16 years in the making: NOVUS delivers its first Urban Lightbikes — a new vehicle category between e-bike, scooter and motorcycle
In 2010, René Renger made a sketch. Not a business plan, not a CAD model — a drawing of a vehicle that didn’t exist yet. Something between an e-bike, a scooter, and a motorcycle. Lighter, cleaner, and more minimal than anything on the road. He called the concept a Lightbike.
Sixteen years later, on March 24, 2026, the first production units of the NOVUS One were handed to their owners at a launch event in Munich. It was, as the company put it, “a moment of historic emotional impact.” For anyone who has followed the NOVUS story through years of concept iterations, price revisions, and raised eyebrows from the motorcycle press — it also marked the end of a very long wait.
What is a Lightbike?
NOVUS is determined not to be called an electric motorcycle, and it’s not just marketing. The NOVUS One occupies a genuine gap in the vehicle taxonomy — one that existing categories don’t serve well. It is lighter and more agile than a motorcycle, more powerful and faster than an e-bike, and more purposeful and premium than a scooter. The company calls this new space the Urban Lightbike category.
The vehicle is built entirely from carbon fibre — monocoque frame, swingarm, fork, and wheels. There are no gears, no chain, no conventional body panels, and no visual clutter.
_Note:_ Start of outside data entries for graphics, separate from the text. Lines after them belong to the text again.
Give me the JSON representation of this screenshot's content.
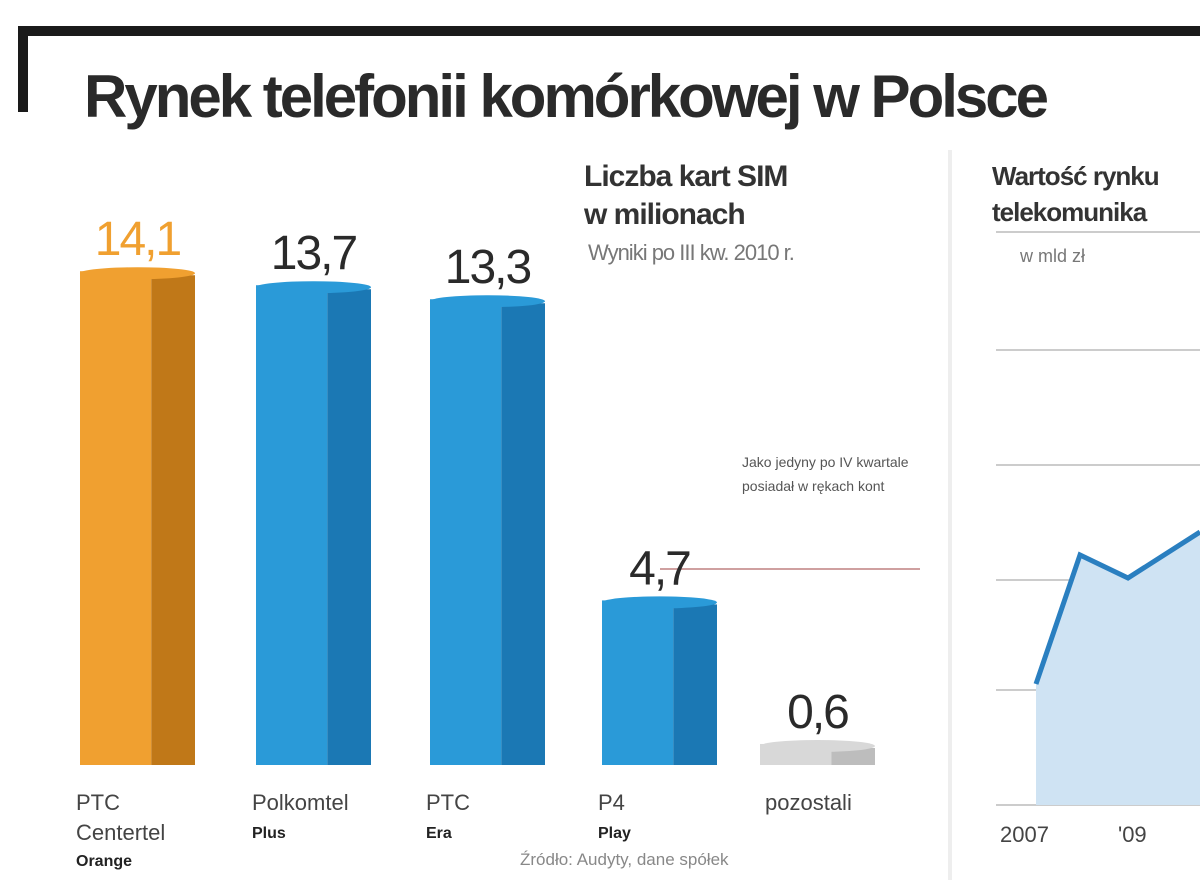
{
  "title": "Rynek telefonii komórkowej w Polsce",
  "subtitle_line1": "Liczba kart SIM",
  "subtitle_line2": "w milionach",
  "subnote": "Wyniki po III kw. 2010 r.",
  "annotation": "Jako jedyny po IV kwartale posiadał w rękach kont",
  "source": "Źródło: Audyty, dane spółek",
  "right_title_line1": "Wartość rynku",
  "right_title_line2": "telekomunika",
  "right_unit": "w mld zł",
  "colors": {
    "orange": "#f0a030",
    "orange_dark": "#c07818",
    "blue": "#2a9ad8",
    "blue_dark": "#1b78b4",
    "gray": "#d8d8d8",
    "area": "#cfe3f3",
    "line": "#2a7fc0"
  },
  "chart_data": [
    {
      "type": "bar",
      "title": "Liczba kart SIM w milionach",
      "categories": [
        "PTC Centertel",
        "Polkomtel",
        "PTC",
        "P4",
        "pozostali"
      ],
      "brands": [
        "Orange",
        "Plus",
        "Era",
        "Play",
        ""
      ],
      "values": [
        14.1,
        13.7,
        13.3,
        4.7,
        0.6
      ],
      "value_labels": [
        "14,1",
        "13,7",
        "13,3",
        "4,7",
        "0,6"
      ],
      "ylim": [
        0,
        15
      ]
    },
    {
      "type": "area",
      "title": "Wartość rynku telekomunika",
      "ylabel": "w mld zł",
      "x_ticks": [
        "2007",
        "'09"
      ]
    }
  ]
}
The design follows a “cast from one piece” principle, without traditional fairings, with everything integrated into the carbon monocoque. The result is a machine that looks like it was designed from scratch for the city, rather than adapted from an existing vehicle category.
The specs are striking: 0–50 km/h in 1.9 seconds, 130 km/h top speed, 135 km urban range, 25 kW peak power, up to 430 Nm of torque in sport mode, and 80% charge in 90 minutes from a 6.2 kWh battery.
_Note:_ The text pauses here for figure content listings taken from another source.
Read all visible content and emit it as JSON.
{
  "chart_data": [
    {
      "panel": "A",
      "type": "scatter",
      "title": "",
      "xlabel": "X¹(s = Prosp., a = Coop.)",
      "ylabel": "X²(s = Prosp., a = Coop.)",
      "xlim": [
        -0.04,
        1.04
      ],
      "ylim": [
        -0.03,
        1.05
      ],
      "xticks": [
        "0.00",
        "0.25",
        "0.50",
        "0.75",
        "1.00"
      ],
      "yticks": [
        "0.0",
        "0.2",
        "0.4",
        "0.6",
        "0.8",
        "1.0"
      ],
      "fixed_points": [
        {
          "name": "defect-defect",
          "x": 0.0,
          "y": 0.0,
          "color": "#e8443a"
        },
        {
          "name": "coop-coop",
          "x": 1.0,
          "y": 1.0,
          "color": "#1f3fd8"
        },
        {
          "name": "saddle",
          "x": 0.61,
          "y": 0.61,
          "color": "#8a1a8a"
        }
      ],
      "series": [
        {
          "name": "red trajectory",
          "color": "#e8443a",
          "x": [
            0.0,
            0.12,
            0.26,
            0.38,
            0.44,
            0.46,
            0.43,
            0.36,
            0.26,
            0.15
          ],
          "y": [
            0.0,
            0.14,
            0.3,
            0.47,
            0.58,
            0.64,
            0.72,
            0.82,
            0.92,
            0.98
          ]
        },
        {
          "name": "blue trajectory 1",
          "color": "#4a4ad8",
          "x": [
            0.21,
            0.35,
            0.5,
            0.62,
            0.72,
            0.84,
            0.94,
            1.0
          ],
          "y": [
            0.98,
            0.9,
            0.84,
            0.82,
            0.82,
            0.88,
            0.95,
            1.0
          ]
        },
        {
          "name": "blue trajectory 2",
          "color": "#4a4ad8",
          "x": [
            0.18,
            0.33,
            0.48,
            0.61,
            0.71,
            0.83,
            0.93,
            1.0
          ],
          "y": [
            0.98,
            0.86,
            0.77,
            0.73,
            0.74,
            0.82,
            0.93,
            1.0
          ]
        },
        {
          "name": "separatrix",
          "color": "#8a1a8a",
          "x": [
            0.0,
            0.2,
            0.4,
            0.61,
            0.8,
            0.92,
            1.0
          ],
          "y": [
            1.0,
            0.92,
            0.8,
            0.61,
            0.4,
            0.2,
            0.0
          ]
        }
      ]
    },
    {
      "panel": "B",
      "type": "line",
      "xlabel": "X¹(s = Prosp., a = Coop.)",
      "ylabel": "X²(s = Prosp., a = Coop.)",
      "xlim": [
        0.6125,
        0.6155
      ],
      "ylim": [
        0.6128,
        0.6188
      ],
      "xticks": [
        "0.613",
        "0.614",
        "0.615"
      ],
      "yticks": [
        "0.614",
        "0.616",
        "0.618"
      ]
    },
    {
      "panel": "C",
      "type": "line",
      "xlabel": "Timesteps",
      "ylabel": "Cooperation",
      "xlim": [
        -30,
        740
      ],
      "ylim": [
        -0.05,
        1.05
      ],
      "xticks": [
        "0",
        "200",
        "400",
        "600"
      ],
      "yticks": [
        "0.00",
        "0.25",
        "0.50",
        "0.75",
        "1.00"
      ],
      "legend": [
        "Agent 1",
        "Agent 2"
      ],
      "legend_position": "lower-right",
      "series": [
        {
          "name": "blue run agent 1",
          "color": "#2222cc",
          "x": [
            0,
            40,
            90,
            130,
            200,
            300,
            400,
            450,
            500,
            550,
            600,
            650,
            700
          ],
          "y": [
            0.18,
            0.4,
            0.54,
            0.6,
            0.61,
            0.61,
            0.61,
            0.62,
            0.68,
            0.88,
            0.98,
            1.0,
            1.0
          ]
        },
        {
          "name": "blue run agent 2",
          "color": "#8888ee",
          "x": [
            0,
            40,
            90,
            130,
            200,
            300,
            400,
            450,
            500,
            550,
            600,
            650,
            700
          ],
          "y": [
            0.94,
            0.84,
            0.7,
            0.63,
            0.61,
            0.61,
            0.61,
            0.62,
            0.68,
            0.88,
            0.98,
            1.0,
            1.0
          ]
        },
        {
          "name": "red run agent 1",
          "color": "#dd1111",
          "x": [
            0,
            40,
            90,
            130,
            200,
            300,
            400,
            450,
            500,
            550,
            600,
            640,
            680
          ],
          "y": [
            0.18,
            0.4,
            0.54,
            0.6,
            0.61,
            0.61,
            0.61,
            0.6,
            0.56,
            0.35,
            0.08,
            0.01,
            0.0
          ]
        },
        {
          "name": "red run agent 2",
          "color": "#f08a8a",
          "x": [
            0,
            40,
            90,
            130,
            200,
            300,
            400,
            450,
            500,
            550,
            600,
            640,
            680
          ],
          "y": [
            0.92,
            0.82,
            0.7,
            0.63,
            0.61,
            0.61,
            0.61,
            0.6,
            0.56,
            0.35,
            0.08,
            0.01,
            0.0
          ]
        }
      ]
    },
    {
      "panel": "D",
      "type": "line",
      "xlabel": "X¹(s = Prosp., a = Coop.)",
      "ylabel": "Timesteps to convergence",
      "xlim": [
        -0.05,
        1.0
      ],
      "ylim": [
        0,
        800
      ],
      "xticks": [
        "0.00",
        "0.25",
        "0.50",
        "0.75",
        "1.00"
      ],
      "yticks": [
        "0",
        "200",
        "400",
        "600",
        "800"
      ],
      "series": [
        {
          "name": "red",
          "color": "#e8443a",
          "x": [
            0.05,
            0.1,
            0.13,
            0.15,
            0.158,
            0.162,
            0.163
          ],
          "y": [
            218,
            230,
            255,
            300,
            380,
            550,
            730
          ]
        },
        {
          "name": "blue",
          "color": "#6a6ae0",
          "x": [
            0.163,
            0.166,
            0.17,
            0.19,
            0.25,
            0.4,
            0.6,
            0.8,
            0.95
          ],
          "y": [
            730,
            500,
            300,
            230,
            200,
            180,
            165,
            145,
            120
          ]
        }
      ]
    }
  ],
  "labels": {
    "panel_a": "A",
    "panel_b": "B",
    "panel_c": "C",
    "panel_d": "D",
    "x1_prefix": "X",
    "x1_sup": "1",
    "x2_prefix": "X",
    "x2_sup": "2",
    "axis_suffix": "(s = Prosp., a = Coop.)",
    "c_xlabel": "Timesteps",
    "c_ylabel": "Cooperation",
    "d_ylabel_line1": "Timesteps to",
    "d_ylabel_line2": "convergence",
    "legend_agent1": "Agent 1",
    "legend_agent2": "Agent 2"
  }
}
The software-configurable licensing trick
One of the most clever product decisions NOVUS made is entirely invisible: the vehicle can be software-configured as either an L1e (“moped” class) or L3e (“125cc motorcycle” class), and the classification can be changed later. In Germany, the L1e configuration can be ridden with a standard car driving licence (Class B). In Italy, Spain, and Portugal, even the full L3e configuration is accessible with a car licence.
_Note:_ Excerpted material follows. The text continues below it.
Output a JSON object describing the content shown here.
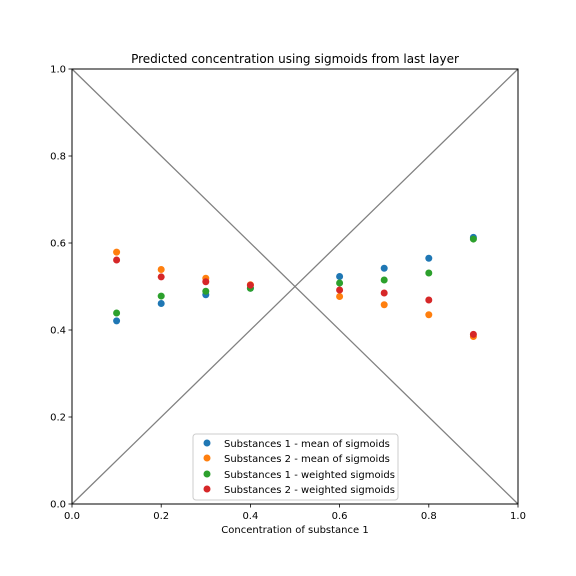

This is not a trivial detail. It dramatically expands the addressable market — the NOVUS One is not just for motorcyclists. It is explicitly designed for the far larger population of urban dwellers who find cars too large, motorcycles too intimidating, and e-bikes too slow. The company describes it as “the only bike for bikers and non-bikers to redesign urban movement.”
16 years: from sketch to series production
The NOVUS story is one of the more unusual in European hardware startups — a company that spent over a decade in development, revised its price from a 2020 announcement of €46,284 down to €21,300 netto for the Founders Edition in 2026, and consistently refused to rush production at the expense of quality.
The company was founded in 2019, but the story begins in 2010 with René Renger’s original Lightbike sketch. Development, design, and assembly all take place in Braunschweig, Germany. Components are sourced predominantly from Europe: carbon from Austria, the motor from Switzerland, chassis components from Belgium and Italy, and the battery from the Czech Republic.
The Founders Edition — limited to 100 units — comes with an unusual ownership proposition: the first 100 buyers collectively receive 1% equity in the company. It is community-building and cap table management rolled into one product launch.
The ecosystem behind NOVUS
NOVUS is backed by lead investor 468 Capital, alongside racing driver and shareholder Sophia Flörsch, and a group of executives and founders from adidas, Audi, BMW, CUPRA, Continental, New Balance, Chrono24, FINN, Forto, and Vay. Former Mercedes-AMG CEO Philipp Schiemer is among the supporters. The breadth of the shareholder base — spanning automotive, consumer, and startup ecosystems — reflects both the lifestyle ambition of the brand and the genuine cross-sector interest in what NOVUS is building.
The broader market rollout will follow the Founders Edition through the Doerr Group in Germany, and expansion into Spain and selected “lifestyle metropolises.” The US and UAE launches are planned for 2027.
The honest question: is it real?
Any honest writeup of NOVUS has to acknowledge the years of scepticism the company accumulated. After announcing a €39,500 concept at CES in 2019 with specs that seemed implausible, NOVUS spent years in a development cycle that tested the patience of followers and press alike. The RideApart headline said it plainly: “The Supposedly Vaporware All-Electric Motorcycle Might Actually Be Real.”
The answer, as of March 2026, appears to be yes — with a caveat. Production units have been delivered. Customers have taken possession of their bikes. The Munich launch event happened. But until owners begin posting real-world riding impressions, range tests, and reliability reports over meaningful distances, some healthy curiosity remains appropriate. The company has earned the right to be taken seriously. It hasn’t yet had the chance to prove itself at scale.
For a startup that has been building toward this moment since 2010, that is both a remarkable achievement and the beginning of the harder work.